Я пожалел, что сторож Филипп запер меня в чужом классе. Мы переписывались с гимназистками, занимавшимися в первой смене, и я мог бы ответить Верочке Рубиной, которая сидела на одной парте со мной. В последнем письме она сообщила, что еще никого в своей жизни она не поставила на пьедестал. Верочка была дура.

...Первые строчки как бы оказались сами собой, еще дома, когда я готовил себе бутерброд:

Над городом восходит лик туманный.

Какой печальный, безнадежный лик...

Утро было ясное, и не "туманный лик", а весеннее солнце взошло над городом, наполнив его светом, от которого все с каждой минутой становилось просторнее и трезвее - голоса, шум шагов, стук копыт по булыжной мостовой, отдаленный звон колоколов Троицкого собора. Звонари ударили в колокола, это значило, что архиерей уже выехал из дома. Валя была в соборе, на архиерейской службе.

Как я устал от этой жизни странной.

Быть может, навсегда поник.

Обо мне нельзя было сказать, что я "навсегда поник". Я был широкоплечий, рослый не по годам, ходил по-военному прямо и еще вчера сделал на параллельных брусьях трудное упражнение, которое мне долго не удавалось. Но почему-то трезвость, параллельные брусья, стук копыт не находили себе места в моей поэзии...

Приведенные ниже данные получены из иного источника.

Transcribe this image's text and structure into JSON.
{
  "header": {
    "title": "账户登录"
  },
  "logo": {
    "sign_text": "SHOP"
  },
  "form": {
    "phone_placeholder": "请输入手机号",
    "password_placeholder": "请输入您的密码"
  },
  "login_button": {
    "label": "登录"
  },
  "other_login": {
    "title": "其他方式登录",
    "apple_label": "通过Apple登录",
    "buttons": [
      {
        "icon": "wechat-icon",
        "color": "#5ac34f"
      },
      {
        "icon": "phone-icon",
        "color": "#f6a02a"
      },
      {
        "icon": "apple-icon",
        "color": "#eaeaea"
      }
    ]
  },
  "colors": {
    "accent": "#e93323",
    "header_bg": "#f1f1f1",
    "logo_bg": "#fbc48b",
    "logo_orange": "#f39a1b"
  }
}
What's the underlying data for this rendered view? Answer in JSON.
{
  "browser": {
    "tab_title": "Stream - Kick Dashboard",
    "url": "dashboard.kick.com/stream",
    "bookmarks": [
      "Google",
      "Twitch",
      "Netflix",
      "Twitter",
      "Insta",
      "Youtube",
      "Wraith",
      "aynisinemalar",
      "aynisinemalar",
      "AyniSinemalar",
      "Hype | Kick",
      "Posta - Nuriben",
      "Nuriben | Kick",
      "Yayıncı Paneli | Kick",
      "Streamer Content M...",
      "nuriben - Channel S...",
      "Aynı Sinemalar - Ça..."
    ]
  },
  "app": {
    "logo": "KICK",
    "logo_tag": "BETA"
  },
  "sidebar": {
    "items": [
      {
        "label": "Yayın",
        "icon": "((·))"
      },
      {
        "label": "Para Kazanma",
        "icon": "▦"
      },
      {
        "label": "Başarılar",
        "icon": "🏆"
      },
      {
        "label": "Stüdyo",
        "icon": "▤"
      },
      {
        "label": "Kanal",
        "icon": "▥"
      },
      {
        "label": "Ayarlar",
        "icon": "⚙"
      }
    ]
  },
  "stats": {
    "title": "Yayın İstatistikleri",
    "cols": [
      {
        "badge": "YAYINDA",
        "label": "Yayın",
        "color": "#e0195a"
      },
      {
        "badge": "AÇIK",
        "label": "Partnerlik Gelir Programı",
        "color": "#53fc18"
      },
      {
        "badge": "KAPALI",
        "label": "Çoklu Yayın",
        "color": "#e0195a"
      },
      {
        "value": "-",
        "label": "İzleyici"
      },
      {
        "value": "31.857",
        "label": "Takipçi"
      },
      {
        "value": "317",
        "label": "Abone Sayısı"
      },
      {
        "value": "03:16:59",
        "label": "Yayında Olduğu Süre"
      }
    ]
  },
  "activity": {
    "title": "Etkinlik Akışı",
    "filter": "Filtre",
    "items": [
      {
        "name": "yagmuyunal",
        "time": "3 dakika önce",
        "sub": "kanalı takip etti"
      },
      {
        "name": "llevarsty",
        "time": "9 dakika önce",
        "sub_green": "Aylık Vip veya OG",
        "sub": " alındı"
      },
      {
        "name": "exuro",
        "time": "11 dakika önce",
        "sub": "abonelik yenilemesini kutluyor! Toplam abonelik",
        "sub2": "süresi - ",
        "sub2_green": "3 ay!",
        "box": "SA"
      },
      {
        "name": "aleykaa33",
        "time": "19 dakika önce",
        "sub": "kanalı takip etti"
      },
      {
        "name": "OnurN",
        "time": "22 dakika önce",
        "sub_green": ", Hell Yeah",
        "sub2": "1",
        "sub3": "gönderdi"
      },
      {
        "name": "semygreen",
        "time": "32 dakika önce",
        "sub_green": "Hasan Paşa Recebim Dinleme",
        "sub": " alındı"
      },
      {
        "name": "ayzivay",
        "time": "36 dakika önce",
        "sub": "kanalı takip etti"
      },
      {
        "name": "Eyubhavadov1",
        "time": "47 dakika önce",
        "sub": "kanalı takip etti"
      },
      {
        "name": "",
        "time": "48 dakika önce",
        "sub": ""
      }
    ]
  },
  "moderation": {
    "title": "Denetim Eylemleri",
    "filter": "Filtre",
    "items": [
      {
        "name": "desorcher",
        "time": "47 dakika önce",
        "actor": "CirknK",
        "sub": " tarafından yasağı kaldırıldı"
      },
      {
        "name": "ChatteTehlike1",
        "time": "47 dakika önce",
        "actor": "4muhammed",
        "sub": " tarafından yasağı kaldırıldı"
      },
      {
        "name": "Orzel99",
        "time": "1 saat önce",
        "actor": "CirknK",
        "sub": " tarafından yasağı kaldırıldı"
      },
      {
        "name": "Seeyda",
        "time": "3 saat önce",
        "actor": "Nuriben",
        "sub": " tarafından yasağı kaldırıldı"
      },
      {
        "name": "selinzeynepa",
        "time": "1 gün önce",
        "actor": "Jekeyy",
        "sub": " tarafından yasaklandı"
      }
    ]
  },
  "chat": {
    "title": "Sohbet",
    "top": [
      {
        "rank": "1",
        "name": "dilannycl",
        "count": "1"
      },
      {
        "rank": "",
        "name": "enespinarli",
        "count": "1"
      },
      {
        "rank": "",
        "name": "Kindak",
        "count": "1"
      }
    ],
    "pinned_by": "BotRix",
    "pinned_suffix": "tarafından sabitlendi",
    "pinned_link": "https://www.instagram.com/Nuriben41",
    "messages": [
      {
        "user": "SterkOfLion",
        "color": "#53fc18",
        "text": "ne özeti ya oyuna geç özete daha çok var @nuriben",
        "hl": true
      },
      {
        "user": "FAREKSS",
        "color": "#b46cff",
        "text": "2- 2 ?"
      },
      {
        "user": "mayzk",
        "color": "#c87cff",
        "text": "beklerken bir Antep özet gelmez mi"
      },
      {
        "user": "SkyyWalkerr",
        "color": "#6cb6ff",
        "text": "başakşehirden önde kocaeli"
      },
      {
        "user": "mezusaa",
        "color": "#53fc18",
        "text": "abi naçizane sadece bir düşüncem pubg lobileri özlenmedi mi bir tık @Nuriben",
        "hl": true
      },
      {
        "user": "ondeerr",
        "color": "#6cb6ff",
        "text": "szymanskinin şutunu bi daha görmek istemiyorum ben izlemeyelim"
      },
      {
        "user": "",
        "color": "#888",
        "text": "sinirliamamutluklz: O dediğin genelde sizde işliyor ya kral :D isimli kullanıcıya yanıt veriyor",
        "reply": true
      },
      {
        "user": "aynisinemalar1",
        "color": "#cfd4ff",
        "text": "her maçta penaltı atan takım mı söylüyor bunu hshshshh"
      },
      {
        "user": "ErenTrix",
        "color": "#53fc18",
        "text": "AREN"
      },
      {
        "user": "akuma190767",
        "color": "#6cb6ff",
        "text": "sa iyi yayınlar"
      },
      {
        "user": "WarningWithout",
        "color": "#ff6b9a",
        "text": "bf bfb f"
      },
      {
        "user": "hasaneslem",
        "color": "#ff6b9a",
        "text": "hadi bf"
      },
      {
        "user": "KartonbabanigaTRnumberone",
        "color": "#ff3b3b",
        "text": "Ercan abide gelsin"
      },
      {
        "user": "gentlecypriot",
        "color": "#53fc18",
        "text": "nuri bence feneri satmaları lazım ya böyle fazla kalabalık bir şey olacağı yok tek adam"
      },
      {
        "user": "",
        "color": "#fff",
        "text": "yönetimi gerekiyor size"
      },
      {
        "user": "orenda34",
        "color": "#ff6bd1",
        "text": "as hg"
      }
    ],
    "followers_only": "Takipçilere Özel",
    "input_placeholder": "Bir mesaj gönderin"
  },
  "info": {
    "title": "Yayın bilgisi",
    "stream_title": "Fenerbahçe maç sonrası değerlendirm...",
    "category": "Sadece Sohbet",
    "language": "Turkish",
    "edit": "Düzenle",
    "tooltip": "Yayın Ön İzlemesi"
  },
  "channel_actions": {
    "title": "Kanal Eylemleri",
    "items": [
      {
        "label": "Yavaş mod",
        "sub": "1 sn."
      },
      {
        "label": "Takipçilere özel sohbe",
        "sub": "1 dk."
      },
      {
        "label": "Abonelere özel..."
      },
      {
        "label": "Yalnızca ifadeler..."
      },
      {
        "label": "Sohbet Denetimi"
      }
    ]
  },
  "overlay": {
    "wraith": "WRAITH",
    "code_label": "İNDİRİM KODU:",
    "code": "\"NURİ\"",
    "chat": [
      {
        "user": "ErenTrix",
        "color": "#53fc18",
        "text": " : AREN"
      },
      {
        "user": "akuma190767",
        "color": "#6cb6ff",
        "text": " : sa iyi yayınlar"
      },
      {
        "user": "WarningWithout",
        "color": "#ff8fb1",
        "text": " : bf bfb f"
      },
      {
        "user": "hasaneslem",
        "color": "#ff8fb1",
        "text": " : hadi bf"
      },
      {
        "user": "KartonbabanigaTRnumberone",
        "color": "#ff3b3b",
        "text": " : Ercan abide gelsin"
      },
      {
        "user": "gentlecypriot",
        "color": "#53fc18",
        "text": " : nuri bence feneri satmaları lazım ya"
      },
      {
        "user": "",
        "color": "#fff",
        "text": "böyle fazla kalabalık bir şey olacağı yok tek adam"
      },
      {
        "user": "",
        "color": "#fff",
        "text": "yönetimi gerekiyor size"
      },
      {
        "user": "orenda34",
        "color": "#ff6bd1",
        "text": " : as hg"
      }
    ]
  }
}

Нечего было надеяться, что Валя придет раньше половины второго. Я видел однажды, как у собора встречали архиерея. Все было черное - лакированная карета, величественный кучер, который высоко и свободно держал руки, вороные рысаки, горбившие шею, косившие налитыми кровью глазами.

И архиерей был весь в черной, в длинной до пят одежде с широкими рукавами, в камилавке, от которой тянулось, спускаясь на плечи, шелковое, аршин на пять-шесть, покрывало. Четверо служителей кинулись к карете, двое взрослых открыли дверь, выдвинули крыльцо, подхватили владыку под руки и повели в собор, два мальчика понесли за ним концы покрывала...

Половина двенадцатого. Алька, скотина, не пришел, и, прождав его еще полчаса, я завернул в бумагу пятак и бросил его проходившей мимо знакомой девочке, младшей сестре Любы Мознаим. Девочка принесла две сайки, я опустил нитку с грузилом, съел сайки и продолжал сочинять:

И я грустил о позабытой были,

Разгаданной не по моей вине.

А вот теперь меня навек забыли,

И я один в неведомой стране.

В ту пору я писал две-три строфы в день, хотелось мне этого или не хотелось. Дмитрий Цензор, которому я однажды осмелился прочитать свои стихи, сказал, что мне надо учиться. Я учился. Но надеялся я на другое: а вдруг мне удастся придумать одно-единственное, удивительное, ни на что не похожее слово, которое сразу поставит меня в один ряд с лучшими поэтами мира? Мне хотелось, чтобы слава упала с неба, явилась, как Христос народу, постучала в дверь, вошла и сказала: "Я - слава".